Subscribers in telecommunications networks desire to know the identity of the person who is calling them, i.e., the calling party's identification, commonly referred to as caller ID (CID). One of the first forms of caller identification was made available to users of public switched telephone networks (PSTN), also known as plain old telephone service (POTS), and it displayed to the called party the calling party's telephone number. Although known as caller ID, it is more precisely known as calling number identification (CNID), since it displays the identity of the number used by the caller, rather than the actual identify of the caller. Nevertheless, since the correlation between the caller and the calling party number used by the caller is high, identifying the calling party number usually suffices to identify the calling party.
A later form of caller identification was developed, which, instead of displaying the calling party's number, displayed a name that was associated with that number. This form of caller identification is known as calling name identification, or “CNAM”. Like CNID, CNAM too was originally developed on PSTN networks, which use the signaling system 7 (SS7) protocol for call setup, takedown, and other call-related functions.
With the advent of packet networks, such as the Internet, the distinction between traditional telecommunication networks, such as PSTN networks using SS7, and data networks, such as the Internet, became increasingly blurred as telephone calls were routed through packet networks (e.g., voice-over IP, or VoIP), and Internet services were made available to mobile telephone users (e.g., web browsing on a smart phone). The session initiation protocol (SIP) became increasingly popular due to its ability to manage multimedia streams between endpoints, e.g., allowing a cell phone user to download and play music from a internet host, allowing computer users to hold videoconferences over the Internet, and so on.

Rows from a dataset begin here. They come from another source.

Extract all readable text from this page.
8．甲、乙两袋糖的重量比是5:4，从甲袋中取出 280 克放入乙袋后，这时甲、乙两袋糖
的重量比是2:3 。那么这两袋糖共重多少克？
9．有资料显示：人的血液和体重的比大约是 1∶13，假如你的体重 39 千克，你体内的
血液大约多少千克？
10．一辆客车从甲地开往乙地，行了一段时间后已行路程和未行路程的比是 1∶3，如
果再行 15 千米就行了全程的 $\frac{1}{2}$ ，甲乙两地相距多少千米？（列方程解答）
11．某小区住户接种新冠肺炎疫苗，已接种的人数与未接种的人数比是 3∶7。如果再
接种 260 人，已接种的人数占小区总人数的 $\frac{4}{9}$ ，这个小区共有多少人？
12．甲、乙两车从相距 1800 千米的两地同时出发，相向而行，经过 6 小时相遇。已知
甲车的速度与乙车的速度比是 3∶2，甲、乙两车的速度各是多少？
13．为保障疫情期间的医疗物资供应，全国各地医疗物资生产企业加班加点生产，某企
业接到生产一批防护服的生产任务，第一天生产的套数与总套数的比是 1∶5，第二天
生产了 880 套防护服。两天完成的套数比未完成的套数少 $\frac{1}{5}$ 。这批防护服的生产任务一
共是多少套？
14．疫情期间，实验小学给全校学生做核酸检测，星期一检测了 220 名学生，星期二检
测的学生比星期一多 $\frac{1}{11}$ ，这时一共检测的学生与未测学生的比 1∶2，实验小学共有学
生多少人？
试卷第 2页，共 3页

One problem, however, is that since SIP and SS7 were developed separately and on incompatible network types (packet switched and circuit-switched, respectively), some services available on PSTN networks are not available on SIP networks, and vice versa. One such service is CNAM, which was originally developed for SS7 networks. Thus, the CNAM databases are typically located in SS7 networks, and respond to queries using SS7 protocols. As a result, the existing SS7 infrastructure that provides the CNAM service for mapping a PSTN telephone number to a calling name is not accessible to SIP nodes which communicate using the SIP protocol. In other words, SIP nodes can't perform CNAM queries into the SS7 domain using the SIP protocol.
There have been two conventional solutions to this problem. The first solution is to upgrade the CNAM databases in the SS7 domain to handle queries from SIP nodes. This conceptually moves the SS7-based CNAM databases into the SIP domain. The second solution is to upgrade all SIP nodes to perform CNAM queries using SS7 protocols. This conceptually moves the SIP nodes into the SS7 domain. Both solutions are very expensive, requiring additional software and hardware for every SIP node in the packet-switched network, every CNAM node in the circuit-switched network, or some combination of the two.
Accordingly, there exists a need for an inexpensive way to pass CNAM information associated with a call from an SS7 domain into a SIP domain. Specifically, there exists a need for communicating calling name information between signaling system 7 (SS7) and non-SS7 networks.